On 3/29/2011 10:13 AM, Sam Hartman wrote:
At the mic at the technical plenary last night, I made a comment that I strongly supported the IETF doing API work. I've realized that people may have assumed I meant that it would be appropriate for the IETF to specify an API and not a protocol for some given task. That's not what I meant, so I am writing to clarify. I think that multiple levels of interoperability will be required for building blocks used in platforms including the web platform.
"Multiple levels of interoperability" sounds interesting, and very possibly quite important.

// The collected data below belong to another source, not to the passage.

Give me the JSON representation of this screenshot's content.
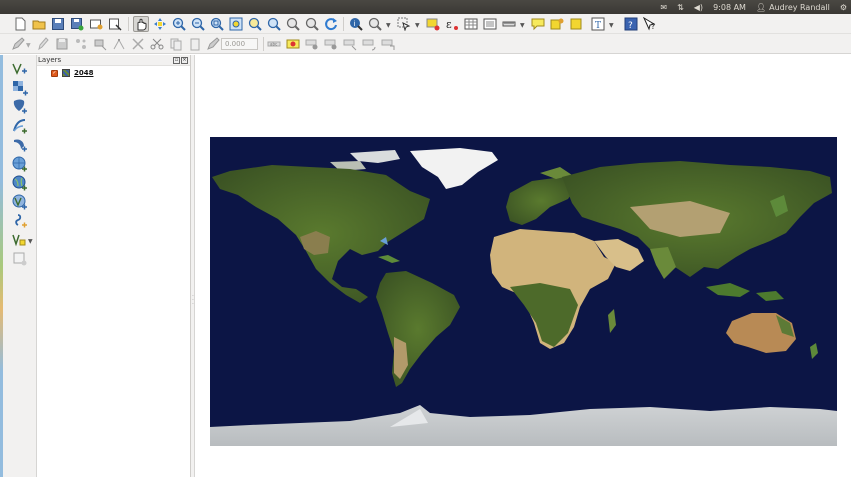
{
  "top_panel": {
    "time": "9:08 AM",
    "user": "Audrey Randall",
    "icons": [
      "mail-icon",
      "network-icon",
      "volume-icon",
      "user-icon",
      "gear-icon"
    ]
  },
  "toolbar_1": {
    "icons": [
      "new-project-icon",
      "open-project-icon",
      "save-project-icon",
      "save-as-icon",
      "new-print-composer-icon",
      "composer-manager-icon",
      "pan-map-icon",
      "pan-to-selection-icon",
      "zoom-in-icon",
      "zoom-out-icon",
      "zoom-full-icon",
      "zoom-to-selection-icon",
      "zoom-to-layer-icon",
      "zoom-last-icon",
      "zoom-next-icon",
      "refresh-icon",
      "identify-icon",
      "measure-icon",
      "select-features-icon",
      "deselect-icon",
      "field-calculator-icon",
      "attribute-table-icon",
      "statistics-icon",
      "measure-line-icon",
      "map-tips-icon",
      "new-bookmark-icon",
      "show-bookmarks-icon",
      "text-annotation-icon",
      "help-icon",
      "whats-this-icon"
    ]
  },
  "toolbar_2": {
    "icons": [
      "current-edits-icon",
      "toggle-editing-icon",
      "save-edits-icon",
      "add-feature-icon",
      "move-feature-icon",
      "node-tool-icon",
      "delete-selected-icon",
      "cut-features-icon",
      "copy-features-icon",
      "paste-features-icon",
      "rotate-point-symbols-icon",
      "label-icon",
      "pin-labels-icon",
      "show-hide-labels-icon",
      "move-label-icon",
      "rotate-label-icon",
      "change-label-icon",
      "layer-labeling-icon"
    ],
    "zoom_value": "0.000"
  },
  "left_tools": {
    "icons": [
      "add-vector-layer-icon",
      "add-raster-layer-icon",
      "add-postgis-layer-icon",
      "add-spatialite-layer-icon",
      "add-mssql-layer-icon",
      "add-wms-layer-icon",
      "add-wcs-layer-icon",
      "add-wfs-layer-icon",
      "add-delimited-text-icon",
      "new-shapefile-icon",
      "remove-layer-icon"
    ]
  },
  "layers_panel": {
    "title": "Layers",
    "items": [
      {
        "name": "2048",
        "checked": true
      }
    ]
  },
  "colors": {
    "ocean": "#0c1545",
    "land_green": "#4f6a2a",
    "desert": "#d1b47c",
    "ice": "#e8e8e6",
    "panel_bg": "#f2f1f0"
  }
}
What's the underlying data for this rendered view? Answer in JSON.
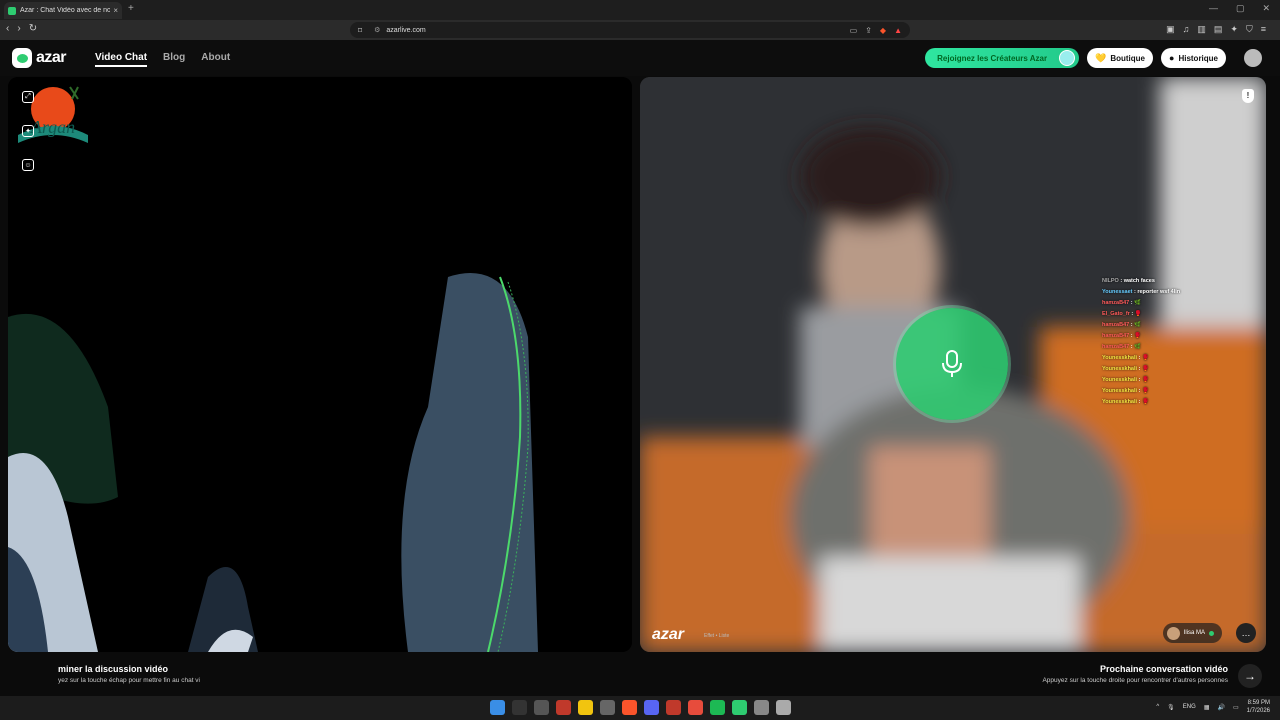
{
  "browser": {
    "tab_title": "Azar : Chat Vidéo avec de no",
    "tab_close": "×",
    "new_tab": "+",
    "url": "azarlive.com",
    "window_controls": [
      "—",
      "▢",
      "✕"
    ]
  },
  "site": {
    "logo_text": "azar",
    "nav": [
      "Video Chat",
      "Blog",
      "About"
    ],
    "creators_cta": "Rejoignez les Créateurs Azar",
    "shop_button": "Boutique",
    "history_button": "Historique"
  },
  "watermark": {
    "text": "Argan"
  },
  "right_panel": {
    "brand_watermark": "azar",
    "brand_sub": "Effet • Liste",
    "partner_name": "Ilisa",
    "partner_country": "MA",
    "chat_overlay": [
      {
        "user": "NILPO",
        "text": "watch faces",
        "color": "grey"
      },
      {
        "user": "Younessaet",
        "text": "reporter wsf 4lin",
        "color": "blue"
      },
      {
        "user": "hamzaB47",
        "text": "🌿",
        "color": "red"
      },
      {
        "user": "El_Gato_fr",
        "text": "🥊",
        "color": "red"
      },
      {
        "user": "hamzaB47",
        "text": "🌿",
        "color": "red"
      },
      {
        "user": "hamzaB47",
        "text": "🥊",
        "color": "red"
      },
      {
        "user": "hamzaB47",
        "text": "🌿",
        "color": "red"
      },
      {
        "user": "Younesskhali",
        "text": "🥊",
        "color": "yellow"
      },
      {
        "user": "Younesskhali",
        "text": "🥊",
        "color": "yellow"
      },
      {
        "user": "Younesskhali",
        "text": "🥊",
        "color": "yellow"
      },
      {
        "user": "Younesskhali",
        "text": "🥊",
        "color": "yellow"
      },
      {
        "user": "Younesskhali",
        "text": "🥊",
        "color": "yellow"
      }
    ]
  },
  "bottom": {
    "end_title": "miner la discussion vidéo",
    "end_hint": "yez sur la touche échap pour mettre fin au chat vi",
    "next_title": "Prochaine conversation vidéo",
    "next_hint": "Appuyez sur la touche droite pour rencontrer d'autres personnes",
    "next_icon": "→"
  },
  "taskbar": {
    "lang": "ENG",
    "time": "8:59 PM",
    "date": "1/7/2026"
  },
  "colors": {
    "accent": "#2ecc71",
    "cta_gradient_start": "#2fe6a0",
    "chat_blue": "#66ccff",
    "chat_red": "#ff5a5a",
    "chat_yellow": "#f5e642"
  }
}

Can you elaborate on its meaning?
we're the IETF. We should definitely specify protocols for the building blocks we create. However, one problem that hurts interoperability is when platforms provide different APIs or abstract interfaces to applications.
...
I think that we should move more into that business. I see no problem with actually specifying a language-specific API when the WG involved has the skills to do a good job.
Wow. What is the list of languages we should work on? C, C++, Javascript, Java, Python, ...?

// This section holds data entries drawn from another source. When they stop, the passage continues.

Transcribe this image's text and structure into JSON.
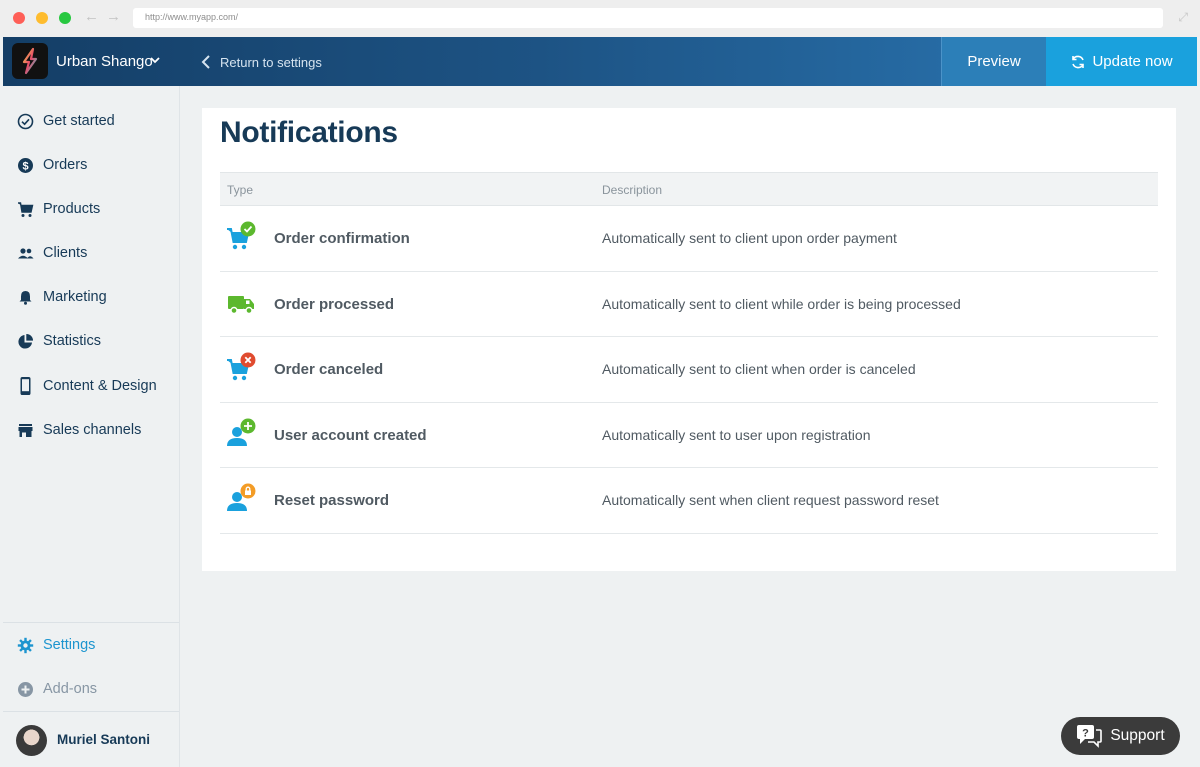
{
  "browser": {
    "url": "http://www.myapp.com/"
  },
  "header": {
    "store_name": "Urban Shango",
    "return_label": "Return to settings",
    "preview_label": "Preview",
    "update_label": "Update now"
  },
  "sidebar": {
    "items": [
      {
        "label": "Get started",
        "icon": "check-circle-icon"
      },
      {
        "label": "Orders",
        "icon": "dollar-circle-icon"
      },
      {
        "label": "Products",
        "icon": "cart-icon"
      },
      {
        "label": "Clients",
        "icon": "people-icon"
      },
      {
        "label": "Marketing",
        "icon": "bell-icon"
      },
      {
        "label": "Statistics",
        "icon": "pie-chart-icon"
      },
      {
        "label": "Content & Design",
        "icon": "phone-icon"
      },
      {
        "label": "Sales channels",
        "icon": "store-icon"
      }
    ],
    "settings_label": "Settings",
    "addons_label": "Add-ons",
    "user_name": "Muriel Santoni"
  },
  "main": {
    "title": "Notifications",
    "columns": {
      "type": "Type",
      "description": "Description"
    },
    "rows": [
      {
        "type": "Order confirmation",
        "description": "Automatically sent to client upon order payment",
        "icon": "cart-check-icon"
      },
      {
        "type": "Order processed",
        "description": "Automatically sent to client while order is being processed",
        "icon": "truck-icon"
      },
      {
        "type": "Order canceled",
        "description": "Automatically sent to client when order is canceled",
        "icon": "cart-cancel-icon"
      },
      {
        "type": "User account created",
        "description": "Automatically sent to user upon registration",
        "icon": "user-add-icon"
      },
      {
        "type": "Reset password",
        "description": "Automatically sent when client request password reset",
        "icon": "user-lock-icon"
      }
    ]
  },
  "support": {
    "label": "Support"
  },
  "colors": {
    "accent": "#1aa1dd",
    "navy": "#173a57",
    "success": "#5cb82e",
    "danger": "#e04b2f",
    "warning": "#f39c26"
  }
}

Which is not to deny the problem you cite: APIs differ and this hurts interoperability.
One approach to solving it is, indeed, to specify /all/ of the APIs that map to the protocol.
Another is to do more and better interoperability testing and let the API developers see their deficiencies and fix them. The benefit of this is that it moves the problem to the folks with the knowledge and incentives to work on it and it takes this very expensive specification task out of the IETF's critical path.